Cheval de bataille des débuts américains, le concerto n°1 de Paganini dont l’interprétation reste unique, est de rigueur pour chaque nouvelle salle. En compagnie de son fidèle Stradivarius, Zino Francescatti parcourra tout les Etats-Unis et se produira avec les plus grands orchestres sous la Direction des chefs les plus prestigieux. Dans ses tournées mondiales avec son mari, Madame Francescatti nous raconta se souvenir des concerts en Israël, lorsque Zino jouait dix sept jours de suite pour contenter le public car la salle était trop petite. Il retourne en Israël en pleine guerre des six jours. On entendait le canon tonner. Zino demanda « que faites-vous ? » au chef d’orchestre, il s’entendit répondre : « Je reste » Alors je reste aussi répondit Zino et il resta à tel Aviv et à Jérusalem pour terminer sa tournée de concerts alors que la guerre faisait rage. Si Zino Francescatti donne les plus grandes oeuvres concertantes du répertoire, il aborde aussi la musique de chambre avec le même bonheur. Personne ne peut oublier le duo exceptionnel avec le pianiste Robert Casadesus, donnant des interprétations légendaires de Debussy, Ravel et surtout Beethoven. Puis le Maître espace de plus en plus ses prestations. C’est le 16 décembre 1975, qu’il donne son dernier concert à New-York avec le Philharmonique dirigé par Pierre Boulez, en présence de ses confrères et amis Isaac Stern, Igor Oistrakh, Itzhak Perlman, Pinchas Zukerman….

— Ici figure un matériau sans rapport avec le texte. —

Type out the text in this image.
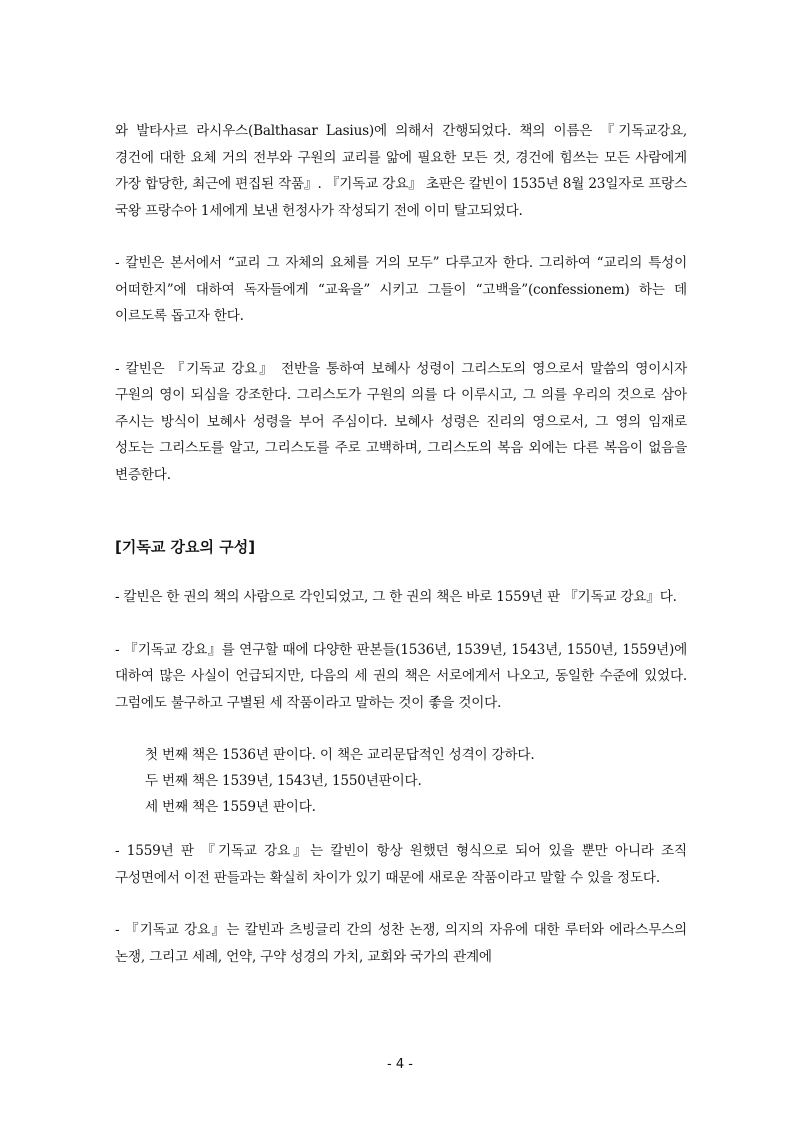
와 발타사르 라시우스(Balthasar Lasius)에 의해서 간행되었다. 책의 이름은 『기독교강요, 경건에 대한 요체 거의 전부와 구원의 교리를 앎에 필요한 모든 것, 경건에 힘쓰는 모든 사람에게 가장 합당한, 최근에 편집된 작품』. 『기독교 강요』 초판은 칼빈이 1535년 8월 23일자로 프랑스 국왕 프랑수아 1세에게 보낸 헌정사가 작성되기 전에 이미 탈고되었다.

- 칼빈은 본서에서 “교리 그 자체의 요체를 거의 모두” 다루고자 한다. 그리하여 “교리의 특성이 어떠한지”에 대하여 독자들에게 “교육을” 시키고 그들이 “고백을”(confessionem) 하는 데 이르도록 돕고자 한다.

- 칼빈은 『기독교 강요』 전반을 통하여 보혜사 성령이 그리스도의 영으로서 말씀의 영이시자 구원의 영이 되심을 강조한다. 그리스도가 구원의 의를 다 이루시고, 그 의를 우리의 것으로 삼아 주시는 방식이 보혜사 성령을 부어 주심이다. 보혜사 성령은 진리의 영으로서, 그 영의 임재로 성도는 그리스도를 알고, 그리스도를 주로 고백하며, 그리스도의 복음 외에는 다른 복음이 없음을 변증한다.

[기독교 강요의 구성]

- 칼빈은 한 권의 책의 사람으로 각인되었고, 그 한 권의 책은 바로 1559년 판 『기독교 강요』다.

- 『기독교 강요』를 연구할 때에 다양한 판본들(1536년, 1539년, 1543년, 1550년, 1559년)에 대하여 많은 사실이 언급되지만, 다음의 세 권의 책은 서로에게서 나오고, 동일한 수준에 있었다. 그럼에도 불구하고 구별된 세 작품이라고 말하는 것이 좋을 것이다.

첫 번째 책은 1536년 판이다. 이 책은 교리문답적인 성격이 강하다.
두 번째 책은 1539년, 1543년, 1550년판이다.
세 번째 책은 1559년 판이다.

- 1559년 판 『기독교 강요』는 칼빈이 항상 원했던 형식으로 되어 있을 뿐만 아니라 조직 구성면에서 이전 판들과는 확실히 차이가 있기 때문에 새로운 작품이라고 말할 수 있을 정도다.

- 『기독교 강요』는 칼빈과 츠빙글리 간의 성찬 논쟁, 의지의 자유에 대한 루터와 에라스무스의 논쟁, 그리고 세례, 언약, 구약 성경의 가치, 교회와 국가의 관계에

- 4 -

Il joue pour la dernière fois en France en 1976, puis se retire. « C’est inéluctable, disait il, je ne veux pas que mon public m’entende jouer mal, je ne me coupe pas de la musique mais de mon public. La musique pour moi, c’est un besoin, c’est la religion de l’amour. » « C’est aux Marseillais que je dois d’être musicien, depuis bientôt soixante ans, j’ai vu tous les coins du monde, mais c’est ici en Provence que je suis heureux de me retrouver, c’est ici que je veux vivre et mourir. » Zino Francescatti a été membre de jury, des principaux concours internationaux. Il fut élevé au grade de Commandeur de la Légion d’Honneur, Grand Officier dans l’Ordre National du Mérite, Commandeur des Arts et des lettres, Commandeurs de l’Ordre de Léopold de Belgique. En 1986, il céda son Stradivarius (le Hart 1727) à son confrère italien Salvatore Accardo. Il créa avec son épouse la même année une Association à double vocation : aider les jeunes artistes et faire découvrir les richesses musicales du violon au plus grand nombre. Zino Francescatti nous quitte le 16 septembre 1991, mais dans tous les coeurs Zino reste.

Sous l’impulsion de son Directeur artistique Roberto Greco, l’Association gère l’organisation de divers concerts en France et à l’étranger tout en s’attachant à promouvoir, a conseiller et aider des jeunes artistes. Véritable partenaire du milieu culturel, elle s’inscrit déjà, à l’image de Zino Francescatti comme une Ambassadrice Internationale. La personnalité du Maître s’exprime avec la même ferveur, passion, simplicité, chaleur et humilité.